Music and Multi-Species Interactions: Bone Aerophones and Middle Horizon (600-1000CE) Sociopolitical Dynamics of Southern Peru

Aleksa K. Alaica (Department of Anthropology, University of British Columbia)

Vortrag auf Einladung des AK Musikarchäologie: 

Musical practice in the archaeological record is often focused on the way that music serves to bring communities together. Eurocentric notions of musical specialists interpret the importance of a few individuals to perform and create musical experiences. In the Andes, and elsewhere, the involvement of the broader community is central to the practice and meaning of music. In this presentation, I share recent work undertaken on bone aerophones from the Arequipa region of Peru to examine the way that instrument production, community exchange, and mortuary events assemble people, animals, and the dead in unique ways. The focus of this study is on site of La Real, a Middle Horizon (600-1000CE) site in the Majes Valley that was occupied across two principal periods. The early phase sees the widespread use and interment of bone aerophones made from camelid and condor remains.

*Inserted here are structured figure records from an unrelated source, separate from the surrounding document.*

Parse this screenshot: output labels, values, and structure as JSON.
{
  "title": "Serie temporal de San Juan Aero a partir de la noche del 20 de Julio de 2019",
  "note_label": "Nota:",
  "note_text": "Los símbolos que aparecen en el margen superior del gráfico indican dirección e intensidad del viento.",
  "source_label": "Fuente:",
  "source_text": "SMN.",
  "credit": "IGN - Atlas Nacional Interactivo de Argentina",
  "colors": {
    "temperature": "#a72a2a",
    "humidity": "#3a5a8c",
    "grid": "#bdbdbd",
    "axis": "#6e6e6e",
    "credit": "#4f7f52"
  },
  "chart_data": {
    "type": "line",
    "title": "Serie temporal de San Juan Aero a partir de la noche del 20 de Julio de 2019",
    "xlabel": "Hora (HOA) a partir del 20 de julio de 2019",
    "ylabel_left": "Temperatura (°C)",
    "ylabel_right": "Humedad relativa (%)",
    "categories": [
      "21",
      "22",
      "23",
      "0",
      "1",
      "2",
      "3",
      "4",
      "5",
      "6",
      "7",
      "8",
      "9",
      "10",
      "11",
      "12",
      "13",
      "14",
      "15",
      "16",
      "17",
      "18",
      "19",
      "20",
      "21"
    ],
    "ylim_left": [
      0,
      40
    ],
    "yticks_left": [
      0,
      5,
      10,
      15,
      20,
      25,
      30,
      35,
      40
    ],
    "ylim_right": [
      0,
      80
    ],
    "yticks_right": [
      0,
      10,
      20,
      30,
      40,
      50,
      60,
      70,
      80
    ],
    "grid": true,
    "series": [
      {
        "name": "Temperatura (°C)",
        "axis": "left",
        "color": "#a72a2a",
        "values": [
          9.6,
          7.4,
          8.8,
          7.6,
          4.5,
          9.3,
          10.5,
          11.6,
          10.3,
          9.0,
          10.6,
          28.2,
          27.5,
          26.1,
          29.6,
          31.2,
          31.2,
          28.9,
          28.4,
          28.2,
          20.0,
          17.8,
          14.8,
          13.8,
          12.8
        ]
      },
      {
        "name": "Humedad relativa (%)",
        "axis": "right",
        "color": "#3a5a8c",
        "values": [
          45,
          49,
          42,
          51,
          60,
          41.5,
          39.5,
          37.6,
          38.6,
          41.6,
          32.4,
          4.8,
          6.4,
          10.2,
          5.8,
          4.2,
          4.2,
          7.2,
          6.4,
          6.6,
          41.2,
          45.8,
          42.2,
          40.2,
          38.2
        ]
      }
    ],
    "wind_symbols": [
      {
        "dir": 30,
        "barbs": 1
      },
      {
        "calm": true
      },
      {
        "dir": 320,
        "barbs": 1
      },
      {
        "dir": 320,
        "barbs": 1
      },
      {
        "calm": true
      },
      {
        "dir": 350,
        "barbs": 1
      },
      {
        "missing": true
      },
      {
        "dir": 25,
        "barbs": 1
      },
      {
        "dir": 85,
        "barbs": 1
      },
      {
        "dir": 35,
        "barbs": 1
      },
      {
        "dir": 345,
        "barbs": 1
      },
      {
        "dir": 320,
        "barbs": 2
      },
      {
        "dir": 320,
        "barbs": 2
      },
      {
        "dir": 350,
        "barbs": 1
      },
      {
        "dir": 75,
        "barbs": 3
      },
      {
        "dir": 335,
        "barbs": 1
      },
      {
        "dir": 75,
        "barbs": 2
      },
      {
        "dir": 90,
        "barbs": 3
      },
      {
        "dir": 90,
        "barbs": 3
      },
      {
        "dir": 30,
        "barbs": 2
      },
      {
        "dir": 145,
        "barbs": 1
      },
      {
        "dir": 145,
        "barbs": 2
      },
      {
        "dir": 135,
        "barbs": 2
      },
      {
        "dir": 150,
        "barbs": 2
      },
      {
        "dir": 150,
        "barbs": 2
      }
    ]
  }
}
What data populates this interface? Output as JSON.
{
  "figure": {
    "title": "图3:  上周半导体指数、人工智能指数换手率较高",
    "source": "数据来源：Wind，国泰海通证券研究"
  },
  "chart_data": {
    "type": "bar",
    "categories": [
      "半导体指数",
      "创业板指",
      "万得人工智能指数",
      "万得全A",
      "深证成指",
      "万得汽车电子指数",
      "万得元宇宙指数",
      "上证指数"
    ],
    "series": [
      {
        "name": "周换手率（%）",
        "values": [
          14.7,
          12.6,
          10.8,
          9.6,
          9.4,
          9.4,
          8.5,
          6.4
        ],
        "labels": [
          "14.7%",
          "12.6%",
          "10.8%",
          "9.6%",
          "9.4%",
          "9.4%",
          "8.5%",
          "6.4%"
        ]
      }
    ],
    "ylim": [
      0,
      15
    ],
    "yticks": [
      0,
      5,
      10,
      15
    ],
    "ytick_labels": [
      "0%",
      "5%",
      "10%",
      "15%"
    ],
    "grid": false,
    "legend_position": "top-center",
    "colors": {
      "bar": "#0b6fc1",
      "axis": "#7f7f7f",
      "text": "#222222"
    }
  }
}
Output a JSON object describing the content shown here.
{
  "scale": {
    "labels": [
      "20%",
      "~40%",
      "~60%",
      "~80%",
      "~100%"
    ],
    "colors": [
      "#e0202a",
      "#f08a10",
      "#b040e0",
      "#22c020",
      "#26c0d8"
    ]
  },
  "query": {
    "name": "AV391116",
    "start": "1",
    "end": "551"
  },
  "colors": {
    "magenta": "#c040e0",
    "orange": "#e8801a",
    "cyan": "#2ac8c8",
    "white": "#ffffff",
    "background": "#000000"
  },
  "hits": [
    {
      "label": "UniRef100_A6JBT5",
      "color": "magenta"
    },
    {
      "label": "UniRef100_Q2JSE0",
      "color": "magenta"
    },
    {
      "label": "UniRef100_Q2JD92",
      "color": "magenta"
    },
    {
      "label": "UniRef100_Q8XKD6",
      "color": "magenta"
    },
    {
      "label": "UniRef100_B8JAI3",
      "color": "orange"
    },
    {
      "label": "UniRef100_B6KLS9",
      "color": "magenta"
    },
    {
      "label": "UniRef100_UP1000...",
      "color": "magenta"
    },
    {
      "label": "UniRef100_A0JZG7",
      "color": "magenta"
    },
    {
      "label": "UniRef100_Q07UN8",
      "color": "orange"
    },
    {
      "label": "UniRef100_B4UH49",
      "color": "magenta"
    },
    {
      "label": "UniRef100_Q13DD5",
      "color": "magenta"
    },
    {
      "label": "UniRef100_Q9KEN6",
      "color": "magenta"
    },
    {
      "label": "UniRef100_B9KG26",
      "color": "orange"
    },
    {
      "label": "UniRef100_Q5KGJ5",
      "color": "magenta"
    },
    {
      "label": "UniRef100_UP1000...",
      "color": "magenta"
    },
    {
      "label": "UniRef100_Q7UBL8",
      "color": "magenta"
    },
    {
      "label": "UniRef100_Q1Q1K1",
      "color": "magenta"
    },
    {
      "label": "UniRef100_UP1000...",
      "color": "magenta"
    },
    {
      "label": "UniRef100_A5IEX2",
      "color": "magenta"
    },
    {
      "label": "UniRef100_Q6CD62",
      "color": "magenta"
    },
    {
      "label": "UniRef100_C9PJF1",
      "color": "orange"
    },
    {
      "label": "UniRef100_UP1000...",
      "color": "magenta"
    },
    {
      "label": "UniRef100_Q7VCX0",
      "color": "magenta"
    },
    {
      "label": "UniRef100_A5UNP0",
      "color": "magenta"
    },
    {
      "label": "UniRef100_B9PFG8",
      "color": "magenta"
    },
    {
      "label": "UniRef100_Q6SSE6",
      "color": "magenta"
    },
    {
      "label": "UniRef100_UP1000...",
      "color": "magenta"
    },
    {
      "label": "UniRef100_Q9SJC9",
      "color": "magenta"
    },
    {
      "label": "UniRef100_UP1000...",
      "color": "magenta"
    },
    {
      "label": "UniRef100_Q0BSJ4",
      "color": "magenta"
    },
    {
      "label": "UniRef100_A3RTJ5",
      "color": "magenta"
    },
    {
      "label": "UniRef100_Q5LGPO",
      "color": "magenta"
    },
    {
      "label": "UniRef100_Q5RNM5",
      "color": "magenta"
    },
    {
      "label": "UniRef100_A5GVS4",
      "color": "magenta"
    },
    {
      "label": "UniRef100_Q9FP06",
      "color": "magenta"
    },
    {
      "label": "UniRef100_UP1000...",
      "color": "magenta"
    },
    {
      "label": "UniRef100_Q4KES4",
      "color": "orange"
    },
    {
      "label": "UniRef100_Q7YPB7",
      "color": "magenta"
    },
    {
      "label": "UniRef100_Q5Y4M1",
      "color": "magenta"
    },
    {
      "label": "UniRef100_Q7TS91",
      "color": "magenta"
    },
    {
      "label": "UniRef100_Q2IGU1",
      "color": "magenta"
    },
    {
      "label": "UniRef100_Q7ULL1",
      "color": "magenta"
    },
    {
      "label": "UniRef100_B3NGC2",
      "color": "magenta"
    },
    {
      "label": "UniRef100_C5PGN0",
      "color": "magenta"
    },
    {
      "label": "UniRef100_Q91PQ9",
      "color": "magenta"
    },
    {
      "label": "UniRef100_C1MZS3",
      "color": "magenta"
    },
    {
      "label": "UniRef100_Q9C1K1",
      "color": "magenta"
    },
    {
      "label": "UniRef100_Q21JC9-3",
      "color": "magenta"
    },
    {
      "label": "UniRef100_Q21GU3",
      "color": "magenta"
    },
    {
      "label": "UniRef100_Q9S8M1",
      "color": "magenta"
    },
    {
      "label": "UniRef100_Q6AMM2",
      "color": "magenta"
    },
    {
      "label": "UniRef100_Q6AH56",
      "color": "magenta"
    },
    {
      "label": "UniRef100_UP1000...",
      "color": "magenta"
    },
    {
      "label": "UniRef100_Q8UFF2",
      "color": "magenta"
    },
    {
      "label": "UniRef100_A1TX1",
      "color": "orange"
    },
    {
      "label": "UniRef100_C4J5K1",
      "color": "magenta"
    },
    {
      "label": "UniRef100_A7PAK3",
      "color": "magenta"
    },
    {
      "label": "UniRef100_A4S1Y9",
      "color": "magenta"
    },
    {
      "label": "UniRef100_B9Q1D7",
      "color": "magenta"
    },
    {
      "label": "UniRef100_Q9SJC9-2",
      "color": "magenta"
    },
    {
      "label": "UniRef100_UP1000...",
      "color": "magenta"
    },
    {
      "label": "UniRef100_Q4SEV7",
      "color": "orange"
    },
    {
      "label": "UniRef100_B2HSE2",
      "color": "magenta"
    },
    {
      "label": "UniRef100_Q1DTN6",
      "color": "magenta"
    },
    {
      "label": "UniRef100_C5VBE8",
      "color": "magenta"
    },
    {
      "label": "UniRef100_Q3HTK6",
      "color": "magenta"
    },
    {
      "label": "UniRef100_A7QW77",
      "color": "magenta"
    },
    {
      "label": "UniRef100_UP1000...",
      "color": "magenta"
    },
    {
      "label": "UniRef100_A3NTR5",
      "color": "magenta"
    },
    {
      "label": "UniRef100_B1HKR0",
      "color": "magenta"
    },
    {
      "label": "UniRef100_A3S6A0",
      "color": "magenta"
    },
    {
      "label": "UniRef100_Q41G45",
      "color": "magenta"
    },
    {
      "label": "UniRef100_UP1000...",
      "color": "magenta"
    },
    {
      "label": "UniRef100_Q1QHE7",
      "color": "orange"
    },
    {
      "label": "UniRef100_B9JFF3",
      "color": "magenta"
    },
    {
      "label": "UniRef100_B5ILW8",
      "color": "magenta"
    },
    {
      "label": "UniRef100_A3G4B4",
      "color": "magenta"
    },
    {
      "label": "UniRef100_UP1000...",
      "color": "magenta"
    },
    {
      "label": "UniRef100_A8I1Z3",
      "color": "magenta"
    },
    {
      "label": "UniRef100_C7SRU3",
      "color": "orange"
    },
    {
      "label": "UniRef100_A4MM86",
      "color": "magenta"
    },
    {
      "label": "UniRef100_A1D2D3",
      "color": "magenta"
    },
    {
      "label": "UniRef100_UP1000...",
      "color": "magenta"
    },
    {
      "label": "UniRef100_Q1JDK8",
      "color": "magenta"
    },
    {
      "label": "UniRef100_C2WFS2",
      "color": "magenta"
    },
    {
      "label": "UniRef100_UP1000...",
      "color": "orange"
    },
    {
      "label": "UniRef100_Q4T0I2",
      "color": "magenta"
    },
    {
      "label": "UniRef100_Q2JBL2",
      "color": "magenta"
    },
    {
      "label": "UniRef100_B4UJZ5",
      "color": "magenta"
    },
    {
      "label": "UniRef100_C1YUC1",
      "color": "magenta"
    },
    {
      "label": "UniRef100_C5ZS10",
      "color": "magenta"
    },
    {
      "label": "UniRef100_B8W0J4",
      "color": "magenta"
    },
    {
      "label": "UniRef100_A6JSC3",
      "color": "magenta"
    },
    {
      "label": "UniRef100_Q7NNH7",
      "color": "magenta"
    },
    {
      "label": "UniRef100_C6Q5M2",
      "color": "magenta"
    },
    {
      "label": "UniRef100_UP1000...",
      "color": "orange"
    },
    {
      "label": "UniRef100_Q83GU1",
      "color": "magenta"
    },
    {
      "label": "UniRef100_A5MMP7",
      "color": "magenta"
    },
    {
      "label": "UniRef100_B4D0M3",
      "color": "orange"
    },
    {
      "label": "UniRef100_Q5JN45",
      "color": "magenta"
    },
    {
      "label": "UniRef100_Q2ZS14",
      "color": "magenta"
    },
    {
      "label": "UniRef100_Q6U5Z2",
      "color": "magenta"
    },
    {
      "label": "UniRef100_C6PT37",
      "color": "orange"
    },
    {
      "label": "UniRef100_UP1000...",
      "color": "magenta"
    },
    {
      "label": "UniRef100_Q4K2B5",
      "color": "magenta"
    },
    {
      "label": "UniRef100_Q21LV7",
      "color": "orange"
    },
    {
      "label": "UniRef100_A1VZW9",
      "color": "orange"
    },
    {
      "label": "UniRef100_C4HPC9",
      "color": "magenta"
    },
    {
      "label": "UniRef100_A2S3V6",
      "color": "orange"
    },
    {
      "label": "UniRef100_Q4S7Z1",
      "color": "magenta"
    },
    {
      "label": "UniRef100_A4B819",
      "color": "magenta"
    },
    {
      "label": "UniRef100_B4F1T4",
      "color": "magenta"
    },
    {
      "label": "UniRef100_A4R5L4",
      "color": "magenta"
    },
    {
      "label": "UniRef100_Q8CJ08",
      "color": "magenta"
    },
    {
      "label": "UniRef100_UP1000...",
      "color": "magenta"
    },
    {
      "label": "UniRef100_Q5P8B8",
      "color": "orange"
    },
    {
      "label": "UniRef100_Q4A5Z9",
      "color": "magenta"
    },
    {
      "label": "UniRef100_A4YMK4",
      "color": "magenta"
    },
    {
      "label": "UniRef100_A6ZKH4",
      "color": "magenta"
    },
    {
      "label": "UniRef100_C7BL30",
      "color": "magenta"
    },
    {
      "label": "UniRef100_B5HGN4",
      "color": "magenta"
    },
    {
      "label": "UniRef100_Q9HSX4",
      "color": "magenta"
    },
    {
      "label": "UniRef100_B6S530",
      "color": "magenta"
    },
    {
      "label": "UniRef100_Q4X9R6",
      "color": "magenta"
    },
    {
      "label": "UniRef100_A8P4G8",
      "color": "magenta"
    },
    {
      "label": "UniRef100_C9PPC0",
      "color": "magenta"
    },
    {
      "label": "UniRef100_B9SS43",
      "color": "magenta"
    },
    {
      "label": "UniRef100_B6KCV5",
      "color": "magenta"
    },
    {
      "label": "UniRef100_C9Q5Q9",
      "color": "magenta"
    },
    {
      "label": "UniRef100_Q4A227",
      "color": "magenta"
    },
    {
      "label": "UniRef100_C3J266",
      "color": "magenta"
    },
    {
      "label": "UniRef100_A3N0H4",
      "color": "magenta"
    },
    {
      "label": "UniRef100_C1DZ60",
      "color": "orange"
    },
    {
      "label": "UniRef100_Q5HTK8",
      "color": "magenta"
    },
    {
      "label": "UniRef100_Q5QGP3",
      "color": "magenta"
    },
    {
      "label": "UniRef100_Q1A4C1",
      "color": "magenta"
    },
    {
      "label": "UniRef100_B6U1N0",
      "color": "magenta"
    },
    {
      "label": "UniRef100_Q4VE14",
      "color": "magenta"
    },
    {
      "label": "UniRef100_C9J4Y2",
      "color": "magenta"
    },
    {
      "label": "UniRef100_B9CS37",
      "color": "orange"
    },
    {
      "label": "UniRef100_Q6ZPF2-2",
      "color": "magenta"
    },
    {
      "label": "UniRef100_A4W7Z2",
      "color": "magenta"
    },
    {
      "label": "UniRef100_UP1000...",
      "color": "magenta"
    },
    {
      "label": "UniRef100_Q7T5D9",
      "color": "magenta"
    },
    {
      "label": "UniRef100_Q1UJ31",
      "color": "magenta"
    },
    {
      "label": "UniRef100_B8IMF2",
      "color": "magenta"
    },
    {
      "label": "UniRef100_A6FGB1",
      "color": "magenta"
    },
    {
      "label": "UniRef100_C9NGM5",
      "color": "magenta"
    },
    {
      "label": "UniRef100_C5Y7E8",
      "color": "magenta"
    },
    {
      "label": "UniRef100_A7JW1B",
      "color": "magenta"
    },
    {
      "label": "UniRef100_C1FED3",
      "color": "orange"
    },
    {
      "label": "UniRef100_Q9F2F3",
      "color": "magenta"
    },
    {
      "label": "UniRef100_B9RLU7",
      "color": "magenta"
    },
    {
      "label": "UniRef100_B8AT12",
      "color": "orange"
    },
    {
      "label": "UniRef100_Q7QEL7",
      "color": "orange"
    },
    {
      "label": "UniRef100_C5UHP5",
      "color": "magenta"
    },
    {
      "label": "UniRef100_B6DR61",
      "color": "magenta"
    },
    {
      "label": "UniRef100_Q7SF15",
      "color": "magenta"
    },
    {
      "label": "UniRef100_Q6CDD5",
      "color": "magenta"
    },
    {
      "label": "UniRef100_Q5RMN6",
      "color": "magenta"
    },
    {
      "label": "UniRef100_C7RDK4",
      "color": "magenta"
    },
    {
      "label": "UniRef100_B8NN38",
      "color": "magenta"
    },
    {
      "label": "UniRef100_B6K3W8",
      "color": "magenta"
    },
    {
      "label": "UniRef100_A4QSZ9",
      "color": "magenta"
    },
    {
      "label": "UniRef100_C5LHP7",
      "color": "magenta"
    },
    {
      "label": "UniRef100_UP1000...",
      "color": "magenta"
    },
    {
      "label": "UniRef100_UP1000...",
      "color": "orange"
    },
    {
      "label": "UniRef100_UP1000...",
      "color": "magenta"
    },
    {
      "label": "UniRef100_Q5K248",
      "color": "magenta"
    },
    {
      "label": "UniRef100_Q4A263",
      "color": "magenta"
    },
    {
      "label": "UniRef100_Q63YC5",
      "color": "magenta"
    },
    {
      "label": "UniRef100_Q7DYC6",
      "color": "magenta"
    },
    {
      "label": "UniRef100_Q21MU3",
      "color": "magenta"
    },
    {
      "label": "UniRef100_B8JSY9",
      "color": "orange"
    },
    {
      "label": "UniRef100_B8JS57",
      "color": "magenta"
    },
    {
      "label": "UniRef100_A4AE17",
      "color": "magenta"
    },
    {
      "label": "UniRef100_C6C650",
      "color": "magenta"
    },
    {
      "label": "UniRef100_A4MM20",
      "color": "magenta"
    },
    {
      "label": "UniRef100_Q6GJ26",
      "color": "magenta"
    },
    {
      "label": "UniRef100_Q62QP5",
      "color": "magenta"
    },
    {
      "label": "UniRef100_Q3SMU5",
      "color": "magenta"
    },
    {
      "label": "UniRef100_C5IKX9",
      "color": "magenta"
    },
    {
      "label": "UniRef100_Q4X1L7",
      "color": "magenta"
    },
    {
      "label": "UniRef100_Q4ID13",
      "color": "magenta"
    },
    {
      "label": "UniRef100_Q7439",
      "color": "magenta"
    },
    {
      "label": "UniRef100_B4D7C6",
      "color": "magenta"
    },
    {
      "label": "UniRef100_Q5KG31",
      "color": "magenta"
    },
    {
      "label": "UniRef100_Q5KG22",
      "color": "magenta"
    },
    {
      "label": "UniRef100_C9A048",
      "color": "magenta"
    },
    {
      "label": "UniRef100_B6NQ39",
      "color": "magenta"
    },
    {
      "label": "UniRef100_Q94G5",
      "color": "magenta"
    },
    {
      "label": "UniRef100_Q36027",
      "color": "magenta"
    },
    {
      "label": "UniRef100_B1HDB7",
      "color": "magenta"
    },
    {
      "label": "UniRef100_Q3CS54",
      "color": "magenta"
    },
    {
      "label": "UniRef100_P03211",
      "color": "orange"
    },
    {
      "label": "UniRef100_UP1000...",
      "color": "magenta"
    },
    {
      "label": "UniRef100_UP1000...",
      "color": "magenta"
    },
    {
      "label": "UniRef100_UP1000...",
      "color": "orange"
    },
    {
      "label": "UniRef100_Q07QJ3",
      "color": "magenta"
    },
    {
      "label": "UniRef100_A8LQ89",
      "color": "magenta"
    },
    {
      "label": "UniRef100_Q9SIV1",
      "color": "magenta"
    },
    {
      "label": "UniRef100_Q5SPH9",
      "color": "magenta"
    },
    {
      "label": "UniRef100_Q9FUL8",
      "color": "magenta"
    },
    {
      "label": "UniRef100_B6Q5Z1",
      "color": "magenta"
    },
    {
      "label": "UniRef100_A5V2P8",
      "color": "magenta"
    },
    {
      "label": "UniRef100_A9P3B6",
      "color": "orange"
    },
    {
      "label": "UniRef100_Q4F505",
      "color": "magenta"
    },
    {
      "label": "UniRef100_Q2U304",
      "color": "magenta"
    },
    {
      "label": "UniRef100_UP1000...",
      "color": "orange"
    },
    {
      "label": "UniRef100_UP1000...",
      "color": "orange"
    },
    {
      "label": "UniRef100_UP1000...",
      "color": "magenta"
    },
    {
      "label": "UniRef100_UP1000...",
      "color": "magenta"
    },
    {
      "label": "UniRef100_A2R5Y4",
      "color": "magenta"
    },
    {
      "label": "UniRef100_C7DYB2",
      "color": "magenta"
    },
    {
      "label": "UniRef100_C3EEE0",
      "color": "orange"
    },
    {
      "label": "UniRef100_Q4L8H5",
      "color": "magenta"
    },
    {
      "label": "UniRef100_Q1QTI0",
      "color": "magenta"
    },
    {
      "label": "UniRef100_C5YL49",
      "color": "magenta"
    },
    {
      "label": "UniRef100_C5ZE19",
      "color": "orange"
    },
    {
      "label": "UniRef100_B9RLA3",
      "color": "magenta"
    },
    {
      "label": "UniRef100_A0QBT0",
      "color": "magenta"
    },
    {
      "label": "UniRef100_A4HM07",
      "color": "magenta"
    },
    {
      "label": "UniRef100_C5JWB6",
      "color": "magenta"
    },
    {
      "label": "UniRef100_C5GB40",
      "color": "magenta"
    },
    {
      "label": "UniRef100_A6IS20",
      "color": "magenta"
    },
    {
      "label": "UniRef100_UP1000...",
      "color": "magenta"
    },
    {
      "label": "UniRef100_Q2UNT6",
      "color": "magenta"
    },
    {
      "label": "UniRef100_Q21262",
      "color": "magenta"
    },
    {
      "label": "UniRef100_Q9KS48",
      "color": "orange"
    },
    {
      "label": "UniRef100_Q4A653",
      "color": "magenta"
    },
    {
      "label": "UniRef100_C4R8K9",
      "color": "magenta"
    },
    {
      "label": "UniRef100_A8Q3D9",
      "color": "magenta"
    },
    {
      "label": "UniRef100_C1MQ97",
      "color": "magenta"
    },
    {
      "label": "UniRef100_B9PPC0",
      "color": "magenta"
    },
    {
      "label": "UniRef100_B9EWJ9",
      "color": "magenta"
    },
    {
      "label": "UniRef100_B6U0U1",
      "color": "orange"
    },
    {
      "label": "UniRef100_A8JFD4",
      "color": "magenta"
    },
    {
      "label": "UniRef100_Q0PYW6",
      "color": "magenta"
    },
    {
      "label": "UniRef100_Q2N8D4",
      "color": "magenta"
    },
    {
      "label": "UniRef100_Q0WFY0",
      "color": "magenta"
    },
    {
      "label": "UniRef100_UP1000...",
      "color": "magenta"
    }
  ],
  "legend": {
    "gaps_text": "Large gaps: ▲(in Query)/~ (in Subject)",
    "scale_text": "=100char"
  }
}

The second phase sees the abandonment of bone aerophone production and formalization of musical practice during the later Wari expansion.
By comparing these phases and the sociopolitical dynamics impacting musical aesthetic and the relationship between people and the dead, I seek to move forward the argument that community relationships between human and non-human forged different bonds that surpassed the world of the living.